I have a library which I think has a bug, but this bug is affecting DNS
queries, and bringing out some odd behaviour in dnsmasq...

Program is making a query to resolve an address (foo.bar.com)
A normal query results in a CNAME (foo.bar.com.edgekey.net), which results
in another CNAME (e1234.a.akamaiedge.net) which has an A record.

However every so often dnsmasq returns just the first CNAME.
Note I haven't yet caught it in the act of that first truncated response.
The only thing that makes sense to me is if the edgekey.net name servers
didn't respond in good time... but....

However the bug in the library then means it asks again, instantly.  and
again... and again....
It manages over 100MB/ minute of DNS requests - dnsmasq answering them all
from the cache (I see *no* external requests for that address).

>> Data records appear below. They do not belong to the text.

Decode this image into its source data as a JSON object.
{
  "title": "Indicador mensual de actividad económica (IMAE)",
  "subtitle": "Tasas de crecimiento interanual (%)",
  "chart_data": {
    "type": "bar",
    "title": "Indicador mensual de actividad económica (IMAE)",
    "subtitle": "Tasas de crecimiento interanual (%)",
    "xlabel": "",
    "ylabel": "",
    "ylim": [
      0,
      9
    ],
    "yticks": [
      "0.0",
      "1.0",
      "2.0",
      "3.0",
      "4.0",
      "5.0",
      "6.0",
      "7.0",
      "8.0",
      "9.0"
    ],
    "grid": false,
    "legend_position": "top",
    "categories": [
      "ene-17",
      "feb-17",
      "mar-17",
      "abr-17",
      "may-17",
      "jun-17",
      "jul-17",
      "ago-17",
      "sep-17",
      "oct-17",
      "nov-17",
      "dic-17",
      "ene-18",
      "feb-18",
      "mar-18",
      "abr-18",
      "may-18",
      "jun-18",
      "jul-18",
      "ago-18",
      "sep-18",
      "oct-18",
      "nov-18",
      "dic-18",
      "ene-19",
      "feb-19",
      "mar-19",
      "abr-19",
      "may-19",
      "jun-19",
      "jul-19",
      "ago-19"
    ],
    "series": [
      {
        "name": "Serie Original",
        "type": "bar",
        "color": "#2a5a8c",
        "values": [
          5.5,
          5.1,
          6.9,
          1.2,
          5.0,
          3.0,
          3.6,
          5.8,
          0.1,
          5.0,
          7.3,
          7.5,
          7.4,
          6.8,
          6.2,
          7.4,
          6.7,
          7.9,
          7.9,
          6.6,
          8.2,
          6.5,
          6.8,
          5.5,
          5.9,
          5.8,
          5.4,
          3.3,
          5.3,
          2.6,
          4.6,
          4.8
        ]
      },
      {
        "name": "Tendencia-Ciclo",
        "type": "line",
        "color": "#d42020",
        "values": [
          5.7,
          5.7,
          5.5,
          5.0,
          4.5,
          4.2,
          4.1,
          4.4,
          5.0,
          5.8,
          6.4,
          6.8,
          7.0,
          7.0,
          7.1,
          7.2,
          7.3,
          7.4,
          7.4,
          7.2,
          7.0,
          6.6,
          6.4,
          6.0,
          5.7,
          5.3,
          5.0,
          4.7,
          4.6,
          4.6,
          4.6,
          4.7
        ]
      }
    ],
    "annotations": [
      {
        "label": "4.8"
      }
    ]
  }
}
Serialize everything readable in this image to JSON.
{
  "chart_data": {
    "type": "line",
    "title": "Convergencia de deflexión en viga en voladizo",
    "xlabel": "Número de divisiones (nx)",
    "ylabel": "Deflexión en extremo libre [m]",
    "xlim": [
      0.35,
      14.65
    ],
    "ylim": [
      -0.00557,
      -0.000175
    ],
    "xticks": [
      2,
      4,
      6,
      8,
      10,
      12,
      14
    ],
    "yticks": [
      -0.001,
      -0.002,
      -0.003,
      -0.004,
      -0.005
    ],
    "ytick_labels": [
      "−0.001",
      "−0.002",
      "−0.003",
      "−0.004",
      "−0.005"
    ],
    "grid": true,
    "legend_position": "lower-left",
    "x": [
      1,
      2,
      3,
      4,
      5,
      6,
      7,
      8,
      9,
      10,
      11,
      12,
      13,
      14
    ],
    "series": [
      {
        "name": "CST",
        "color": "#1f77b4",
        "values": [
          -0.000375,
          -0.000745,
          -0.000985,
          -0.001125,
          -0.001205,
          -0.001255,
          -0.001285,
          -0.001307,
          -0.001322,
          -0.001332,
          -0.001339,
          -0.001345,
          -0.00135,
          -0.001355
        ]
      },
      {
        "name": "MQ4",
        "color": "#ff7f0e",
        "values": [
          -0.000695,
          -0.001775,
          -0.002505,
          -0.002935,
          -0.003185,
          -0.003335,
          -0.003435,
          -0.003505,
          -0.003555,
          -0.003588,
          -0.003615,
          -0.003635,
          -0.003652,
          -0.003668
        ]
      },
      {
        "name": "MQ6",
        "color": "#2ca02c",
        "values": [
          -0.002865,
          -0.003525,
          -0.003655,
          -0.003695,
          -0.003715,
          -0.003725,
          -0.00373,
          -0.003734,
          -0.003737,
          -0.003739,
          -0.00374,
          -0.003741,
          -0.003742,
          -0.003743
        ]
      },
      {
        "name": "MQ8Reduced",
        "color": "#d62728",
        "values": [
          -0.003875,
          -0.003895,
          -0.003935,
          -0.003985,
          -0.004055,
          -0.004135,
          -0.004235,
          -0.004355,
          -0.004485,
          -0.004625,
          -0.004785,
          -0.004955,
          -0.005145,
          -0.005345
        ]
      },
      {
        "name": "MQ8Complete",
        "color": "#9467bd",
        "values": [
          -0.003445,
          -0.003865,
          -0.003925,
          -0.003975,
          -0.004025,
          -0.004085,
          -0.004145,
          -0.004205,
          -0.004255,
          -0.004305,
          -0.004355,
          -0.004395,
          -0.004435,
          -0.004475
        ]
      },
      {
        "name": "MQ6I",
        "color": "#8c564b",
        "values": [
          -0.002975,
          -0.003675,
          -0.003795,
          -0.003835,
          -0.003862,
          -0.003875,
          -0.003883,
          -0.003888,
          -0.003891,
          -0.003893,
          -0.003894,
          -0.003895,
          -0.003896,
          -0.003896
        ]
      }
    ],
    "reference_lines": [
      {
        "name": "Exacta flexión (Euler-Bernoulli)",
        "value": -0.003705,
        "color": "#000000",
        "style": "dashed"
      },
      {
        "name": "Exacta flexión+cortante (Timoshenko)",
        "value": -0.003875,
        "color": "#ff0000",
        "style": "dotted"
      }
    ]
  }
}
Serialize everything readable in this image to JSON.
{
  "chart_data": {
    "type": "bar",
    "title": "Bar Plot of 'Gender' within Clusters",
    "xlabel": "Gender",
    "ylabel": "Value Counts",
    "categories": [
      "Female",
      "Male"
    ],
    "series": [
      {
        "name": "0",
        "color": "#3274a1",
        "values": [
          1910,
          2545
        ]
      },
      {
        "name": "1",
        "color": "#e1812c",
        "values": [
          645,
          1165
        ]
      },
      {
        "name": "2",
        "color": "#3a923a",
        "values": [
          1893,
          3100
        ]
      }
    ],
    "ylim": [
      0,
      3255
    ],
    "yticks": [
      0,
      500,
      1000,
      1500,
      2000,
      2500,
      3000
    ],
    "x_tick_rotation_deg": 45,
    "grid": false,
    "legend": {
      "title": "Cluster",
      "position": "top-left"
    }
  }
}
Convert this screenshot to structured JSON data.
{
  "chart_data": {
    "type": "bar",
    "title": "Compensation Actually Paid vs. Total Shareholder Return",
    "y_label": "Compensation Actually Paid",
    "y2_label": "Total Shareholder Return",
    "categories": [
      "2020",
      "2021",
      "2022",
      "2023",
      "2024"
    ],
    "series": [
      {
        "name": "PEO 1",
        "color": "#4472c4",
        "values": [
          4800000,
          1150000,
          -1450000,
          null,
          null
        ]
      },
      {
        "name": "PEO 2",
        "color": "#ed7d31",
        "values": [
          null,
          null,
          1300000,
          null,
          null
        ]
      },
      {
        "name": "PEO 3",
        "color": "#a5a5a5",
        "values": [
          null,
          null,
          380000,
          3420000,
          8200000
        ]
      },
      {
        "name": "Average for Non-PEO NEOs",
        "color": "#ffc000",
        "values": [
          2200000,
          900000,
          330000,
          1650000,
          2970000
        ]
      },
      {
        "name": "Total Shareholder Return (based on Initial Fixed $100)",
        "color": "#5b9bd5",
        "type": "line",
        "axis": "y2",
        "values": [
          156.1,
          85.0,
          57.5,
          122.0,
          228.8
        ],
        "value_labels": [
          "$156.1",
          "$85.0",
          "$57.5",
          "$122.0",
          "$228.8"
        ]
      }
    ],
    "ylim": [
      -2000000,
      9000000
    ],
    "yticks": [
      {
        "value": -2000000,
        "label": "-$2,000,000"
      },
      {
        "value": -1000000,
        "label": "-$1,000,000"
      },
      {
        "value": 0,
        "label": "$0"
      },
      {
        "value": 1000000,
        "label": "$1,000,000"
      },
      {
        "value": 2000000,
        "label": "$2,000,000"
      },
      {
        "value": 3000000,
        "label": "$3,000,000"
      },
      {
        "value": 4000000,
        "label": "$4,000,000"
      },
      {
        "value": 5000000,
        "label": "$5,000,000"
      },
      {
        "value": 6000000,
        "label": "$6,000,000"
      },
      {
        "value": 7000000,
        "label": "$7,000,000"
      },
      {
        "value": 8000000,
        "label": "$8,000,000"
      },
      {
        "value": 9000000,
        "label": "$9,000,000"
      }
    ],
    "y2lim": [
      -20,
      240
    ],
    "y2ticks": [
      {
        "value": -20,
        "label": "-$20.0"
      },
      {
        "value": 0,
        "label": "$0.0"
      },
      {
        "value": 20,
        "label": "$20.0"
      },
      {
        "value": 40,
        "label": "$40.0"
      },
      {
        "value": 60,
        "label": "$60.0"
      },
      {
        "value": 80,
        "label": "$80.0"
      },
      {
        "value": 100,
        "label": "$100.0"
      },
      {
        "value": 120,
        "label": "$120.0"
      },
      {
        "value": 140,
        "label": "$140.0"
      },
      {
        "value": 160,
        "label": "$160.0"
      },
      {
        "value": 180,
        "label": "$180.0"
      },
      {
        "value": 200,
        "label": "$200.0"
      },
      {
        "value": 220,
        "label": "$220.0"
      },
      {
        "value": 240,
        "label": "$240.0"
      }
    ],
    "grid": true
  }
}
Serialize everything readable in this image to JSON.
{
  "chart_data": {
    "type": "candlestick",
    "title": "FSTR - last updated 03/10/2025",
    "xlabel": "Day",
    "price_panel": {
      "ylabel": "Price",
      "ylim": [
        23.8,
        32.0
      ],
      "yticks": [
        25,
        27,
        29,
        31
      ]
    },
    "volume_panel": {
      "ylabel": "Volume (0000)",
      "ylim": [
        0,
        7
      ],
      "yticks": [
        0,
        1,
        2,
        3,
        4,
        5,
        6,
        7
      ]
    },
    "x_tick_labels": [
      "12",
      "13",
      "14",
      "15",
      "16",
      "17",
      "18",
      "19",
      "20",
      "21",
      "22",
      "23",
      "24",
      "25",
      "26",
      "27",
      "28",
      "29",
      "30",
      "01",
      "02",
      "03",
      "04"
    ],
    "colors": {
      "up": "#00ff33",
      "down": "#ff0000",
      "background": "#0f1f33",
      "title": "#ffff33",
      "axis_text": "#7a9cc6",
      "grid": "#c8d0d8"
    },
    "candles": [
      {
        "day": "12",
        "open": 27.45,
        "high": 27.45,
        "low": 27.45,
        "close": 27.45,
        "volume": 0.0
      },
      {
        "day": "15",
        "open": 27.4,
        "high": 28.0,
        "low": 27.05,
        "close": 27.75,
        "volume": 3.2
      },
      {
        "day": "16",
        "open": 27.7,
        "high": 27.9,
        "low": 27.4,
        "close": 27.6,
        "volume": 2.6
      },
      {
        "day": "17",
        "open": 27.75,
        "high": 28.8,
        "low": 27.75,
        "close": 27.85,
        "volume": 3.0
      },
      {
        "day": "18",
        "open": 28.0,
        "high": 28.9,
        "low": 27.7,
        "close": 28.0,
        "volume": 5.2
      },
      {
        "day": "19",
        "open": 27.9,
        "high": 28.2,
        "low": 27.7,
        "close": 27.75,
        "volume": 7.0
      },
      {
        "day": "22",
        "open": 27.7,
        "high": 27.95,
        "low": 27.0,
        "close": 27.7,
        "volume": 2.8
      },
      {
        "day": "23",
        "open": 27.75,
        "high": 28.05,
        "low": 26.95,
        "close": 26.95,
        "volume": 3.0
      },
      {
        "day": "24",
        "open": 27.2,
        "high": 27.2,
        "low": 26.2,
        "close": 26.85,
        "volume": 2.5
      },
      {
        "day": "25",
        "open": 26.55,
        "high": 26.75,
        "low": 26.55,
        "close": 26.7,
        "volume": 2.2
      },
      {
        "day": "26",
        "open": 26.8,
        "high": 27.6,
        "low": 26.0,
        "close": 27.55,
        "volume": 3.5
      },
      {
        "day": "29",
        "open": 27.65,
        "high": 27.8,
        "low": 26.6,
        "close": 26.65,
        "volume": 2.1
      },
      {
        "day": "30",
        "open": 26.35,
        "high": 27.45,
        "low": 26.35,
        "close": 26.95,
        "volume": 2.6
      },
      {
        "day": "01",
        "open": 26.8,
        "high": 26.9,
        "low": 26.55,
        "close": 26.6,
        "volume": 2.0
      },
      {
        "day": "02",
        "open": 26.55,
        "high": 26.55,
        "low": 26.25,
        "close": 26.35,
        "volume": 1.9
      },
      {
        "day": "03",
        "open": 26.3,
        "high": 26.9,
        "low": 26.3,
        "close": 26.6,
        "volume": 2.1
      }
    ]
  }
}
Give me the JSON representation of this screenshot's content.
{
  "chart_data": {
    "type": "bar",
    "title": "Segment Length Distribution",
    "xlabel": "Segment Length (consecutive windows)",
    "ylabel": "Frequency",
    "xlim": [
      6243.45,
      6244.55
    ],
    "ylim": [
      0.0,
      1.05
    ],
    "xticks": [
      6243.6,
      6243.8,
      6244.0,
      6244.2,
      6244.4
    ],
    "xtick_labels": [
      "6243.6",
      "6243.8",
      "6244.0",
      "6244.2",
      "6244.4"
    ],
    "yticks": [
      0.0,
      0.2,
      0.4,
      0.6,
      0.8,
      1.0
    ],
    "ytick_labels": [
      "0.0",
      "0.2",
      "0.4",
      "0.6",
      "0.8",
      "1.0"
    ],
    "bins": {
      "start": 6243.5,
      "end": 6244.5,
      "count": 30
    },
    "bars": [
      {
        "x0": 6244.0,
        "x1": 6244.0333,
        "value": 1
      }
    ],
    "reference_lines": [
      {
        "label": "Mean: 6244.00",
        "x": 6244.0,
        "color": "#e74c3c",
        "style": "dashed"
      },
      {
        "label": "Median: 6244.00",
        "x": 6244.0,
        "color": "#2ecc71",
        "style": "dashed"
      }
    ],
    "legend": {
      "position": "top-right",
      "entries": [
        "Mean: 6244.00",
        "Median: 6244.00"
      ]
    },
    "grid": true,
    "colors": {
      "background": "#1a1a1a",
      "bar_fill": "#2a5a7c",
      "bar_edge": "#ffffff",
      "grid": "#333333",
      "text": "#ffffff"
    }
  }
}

When I restart the program the very first query (identical query as before)
gets a complete answer from dnsmasq.

What I can't understand is how that restart makes any difference to dnsmasq.
Does dnsmasq have some sort of 'Oh hell the query load is insane I'm just
extending the cache a bit to help' mode which it then escapes from as the
program restarts?
There are no external queries for this name during the period of insanity,
but the first request after does get put to the external name servers.

I'm running an 'external interface only' capture to try and capture the
initial error condition (which I very much doubt is a problem in dnsmasq),
to see if that can shed some light on the issue.

Thoughts? debug hints? laughter?



John Robson